Co-op sends 160 workers home to arrest wage bill

The Co-operative Bank headquarters in Nairobi. The bank has subcontracted over 7,000 agents to offer cash withdrawals and deposits for its customers. Photo/FILE

What you need to know:

  • The retrenchment, which is being done according to the recommendations of consulting firm McKinsey, kicked off Thursday with the announcement that the employees are being sent home under a one-off retrenchment plan.
  • Co-op Bank had 4,177 employees at the end of last year, having employed an additional 810 during the year when it opened 20 new branches.
  • The hiring spree resulted in a Sh2 billion jump in the bank’s wage bill to Sh8 billion compared to a Sh500 million increase the previous year.

Kenya’s third-largest lender by assets, Co-operative Bank, has laid off 160 employees in a cost-cutting drive aimed at reducing its Sh8 billion wage bill.

The retrenchment, which is being done according to the recommendations of consulting firm McKinsey, kicked off Thursday with the announcement that the employees are being sent home under a one-off retrenchment plan.

The bank’s chief executive officer, Gideon Muriuki, said it had become necessary to streamline the bank’s processes to remain competitive and to maximise on the company’s well-established Universal Banking Model.

“The board decided to lay-off 160 staff to leverage on our investment in ICT and other new business channels,” he said in a memo sent to staff Thursday.

Sources within the bank said the sacked employees have been offered a soft landing with a package that includes one-and-a-half month salary for every year worked and the offsetting of 40 per cent of loans held with the bank.

Beneficiaries must, however, pay the remaining 60 per cent immediately.

Co-op Bank had 4,177 employees at the end of last year, having employed an additional 810 during the year when it opened 20 new branches.

The hiring spree resulted in a Sh2 billion jump in the bank’s wage bill to Sh8 billion compared to a Sh500 million increase the previous year.

Mr Muriuki said the bank is yet to calculate how much the retrenchment exercise will cost, but expects it to bring down the bank’s cost-to-income ratio to below 55 per cent from current 58 per cent.

The industry average is 51 per cent. The cost-to-income ratio indicates that for every Sh100 that Co-op Bank makes, Sh58 went to meeting expenses leaving it with a low return of Sh42 compared to the industry average of Sh49.

Apart from salaries, other costs associated with bank staff include medical cover, retirement benefits, training expenses and tax implications of lower priced loans.

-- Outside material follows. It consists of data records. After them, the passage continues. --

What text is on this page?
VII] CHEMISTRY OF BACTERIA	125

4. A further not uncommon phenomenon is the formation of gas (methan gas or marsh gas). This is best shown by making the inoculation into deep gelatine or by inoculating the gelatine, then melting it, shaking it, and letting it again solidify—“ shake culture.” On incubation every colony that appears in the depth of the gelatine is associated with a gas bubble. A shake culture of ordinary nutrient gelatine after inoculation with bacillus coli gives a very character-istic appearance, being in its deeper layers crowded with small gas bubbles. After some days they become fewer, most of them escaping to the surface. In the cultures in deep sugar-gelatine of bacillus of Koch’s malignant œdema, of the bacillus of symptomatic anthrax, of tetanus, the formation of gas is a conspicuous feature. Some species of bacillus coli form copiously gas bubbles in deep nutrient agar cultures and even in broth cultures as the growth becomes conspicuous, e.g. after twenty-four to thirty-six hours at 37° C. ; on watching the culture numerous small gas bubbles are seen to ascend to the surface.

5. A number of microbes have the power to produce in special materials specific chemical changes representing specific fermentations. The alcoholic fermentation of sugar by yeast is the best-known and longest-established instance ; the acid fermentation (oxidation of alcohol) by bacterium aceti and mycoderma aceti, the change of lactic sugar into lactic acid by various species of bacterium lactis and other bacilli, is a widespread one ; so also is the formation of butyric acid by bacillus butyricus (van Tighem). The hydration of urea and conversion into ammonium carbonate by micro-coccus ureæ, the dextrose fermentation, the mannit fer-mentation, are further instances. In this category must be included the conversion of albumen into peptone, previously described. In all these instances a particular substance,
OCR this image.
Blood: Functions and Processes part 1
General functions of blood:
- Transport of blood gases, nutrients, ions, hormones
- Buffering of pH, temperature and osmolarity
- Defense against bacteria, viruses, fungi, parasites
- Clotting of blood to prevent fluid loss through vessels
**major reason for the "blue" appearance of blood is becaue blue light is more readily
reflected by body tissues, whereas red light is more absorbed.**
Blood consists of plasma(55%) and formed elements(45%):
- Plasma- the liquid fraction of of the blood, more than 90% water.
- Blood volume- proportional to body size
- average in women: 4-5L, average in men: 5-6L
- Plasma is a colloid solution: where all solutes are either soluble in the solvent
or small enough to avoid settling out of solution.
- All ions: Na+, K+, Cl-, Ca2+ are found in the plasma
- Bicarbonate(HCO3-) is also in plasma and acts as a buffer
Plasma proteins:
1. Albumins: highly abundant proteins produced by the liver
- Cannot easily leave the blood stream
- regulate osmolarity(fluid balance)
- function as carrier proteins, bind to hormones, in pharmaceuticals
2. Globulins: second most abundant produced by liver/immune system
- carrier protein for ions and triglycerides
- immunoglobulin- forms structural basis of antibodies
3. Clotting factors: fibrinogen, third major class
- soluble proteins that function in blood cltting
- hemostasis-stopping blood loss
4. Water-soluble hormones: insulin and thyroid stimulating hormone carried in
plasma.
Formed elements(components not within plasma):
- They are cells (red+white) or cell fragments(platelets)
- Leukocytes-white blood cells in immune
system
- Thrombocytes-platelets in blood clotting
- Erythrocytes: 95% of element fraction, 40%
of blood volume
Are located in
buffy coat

Co-op’s annual cost per staff is approximately Sh1.9 million compared to KCB’s Sh1.4 million and Equity’s Sh1 million.

The list of laid off workers mainly comprises mid-level managers. Co-op hopes to jump-start its profit growth from increased efficiency following a nine per cent drop in its after-tax profits for the nine months to September.

The bank posted a net profit of Sh6.3 billion in the third quarter compared to Sh6.9 billion last year.

This is the first time the lender is reporting a drop in profits since it embarked on a turnaround plan in 2001 when it made a loss of Sh2.3 billion.

The bank attributed the drop in profits to its movement to a higher tax regime upon expiry of a five-year lower tax incentive given to firms that list at the Nairobi Securities Exchange (NSE) and investments in its South Sudan subsidiary, which is yet to break even.

“The impact will be felt next year because they have to factor restructuring costs,” said Evelyne Wanjiku, a research analyst with Genghis Capital.

Co-op Bank has also upgraded its core banking system, gaining increased efficiency through mobile and Internet banking platforms.

The bank has subcontracted over 7,000 agents to offer cash withdrawals and deposits for its customers, among other defined services under the agency banking model.

Mr Muriuki said the bank was not going to conduct any other round of layoffs. In the past, Co-op Bank had relied on a hiring freeze even as it increased its branch network to keep a lid on its wage bill but three months ago it hired McKinsey Consultants to review its operations.

McKinsey, which opened a Kenya office earlier this year, has in the past recommended job cuts at KCB, Barclays and National Bank. National Bank laid off 200 employees through a voluntary early retirement scheme last year.